Every now and then the financial services industry takes a tiny step in the right direction. So it was last week when the insurance industry announced that it was going to devote some effort to getting people to shop around for a better annuity deal when they retire.
Currently, anyone with a money-purchase or defined-contribution pension plan gets a letter from their pension provider just before they retire. It gives them an illustration of the annuity they can purchase on the spot direct from the provider. It also includes an application form so they can go right ahead and get that very same annuity. And that, says Jeff Prestridge in The Mail on Sunday, is exactly what most of them do. This is a major mistake.
Why? Because the first deal offered is invariably “duff”. You can pretty much always get a better one by using your ‘open market option’ (Omo) and shopping around. You can get a much better one if you have any conditions that qualify you for an enhanced annuity: the sooner you’re likely to die, the more your provider will pay you until you do. You might also want to provide for your spouse. The first annuity you’re offered will be a single, not a joint, annuity. Take that, and if you die before your spouse, so will their income. So what’s the tiny step?
You’ll still get the letter with the duff illustration. But the application form won’t be included. So you won’t get to sign up immediately and might be encouraged to shop around.
The insurance industry no doubt thinks this is a great leap forward for transparency. But it still isn’t good enough, as insurers will just send the application form in another letter. Unless they include proper instructions on how to go about it, people are still likely to take the quote they’re offered whether the application form is in the same envelope or a different one, says Lorna Burke of Citywire.
So the only way to make sure pensioners get the income they’ve saved for is to include a proper pre-retirement pack in each letter, full of advice on the different types of annuity, the pros and cons of each and the application procedure.

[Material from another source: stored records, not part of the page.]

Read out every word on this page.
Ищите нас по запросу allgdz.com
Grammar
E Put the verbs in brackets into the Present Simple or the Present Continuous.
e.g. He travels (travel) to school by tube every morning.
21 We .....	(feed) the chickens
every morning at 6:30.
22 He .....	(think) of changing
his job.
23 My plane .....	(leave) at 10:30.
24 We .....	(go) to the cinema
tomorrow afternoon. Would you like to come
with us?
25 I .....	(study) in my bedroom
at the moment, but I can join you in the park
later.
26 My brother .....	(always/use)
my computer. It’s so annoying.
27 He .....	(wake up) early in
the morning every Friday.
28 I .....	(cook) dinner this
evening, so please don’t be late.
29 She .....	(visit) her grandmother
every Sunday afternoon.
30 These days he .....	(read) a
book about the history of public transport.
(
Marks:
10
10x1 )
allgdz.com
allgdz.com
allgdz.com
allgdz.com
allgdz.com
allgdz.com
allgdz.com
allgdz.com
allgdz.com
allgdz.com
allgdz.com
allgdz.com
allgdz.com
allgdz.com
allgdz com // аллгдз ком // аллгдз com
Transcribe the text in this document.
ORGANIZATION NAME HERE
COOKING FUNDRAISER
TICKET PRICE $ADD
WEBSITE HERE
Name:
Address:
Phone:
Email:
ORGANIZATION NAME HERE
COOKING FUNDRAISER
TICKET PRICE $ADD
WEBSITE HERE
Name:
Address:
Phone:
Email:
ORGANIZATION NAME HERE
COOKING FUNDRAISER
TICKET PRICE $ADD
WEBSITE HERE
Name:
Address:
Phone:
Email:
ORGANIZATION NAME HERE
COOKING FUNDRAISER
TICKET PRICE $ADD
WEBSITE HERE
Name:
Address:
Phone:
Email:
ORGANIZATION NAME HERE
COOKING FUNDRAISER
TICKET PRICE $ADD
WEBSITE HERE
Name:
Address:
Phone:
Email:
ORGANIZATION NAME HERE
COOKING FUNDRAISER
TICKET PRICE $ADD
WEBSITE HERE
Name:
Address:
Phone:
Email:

All this would be irritating for the insurers (the worse the annuities they pay out, the better their profits), but it would be good for retirees. And what’s good for the income of British pensioners is good for all of us. As Andrew Ellson points out in The Times, it would cut the means-tested welfare bill for the over-65s; raise the income tax take a little; and possibly, most importantly of all, it would make the market genuinely transparent. That really would be a great leap forward.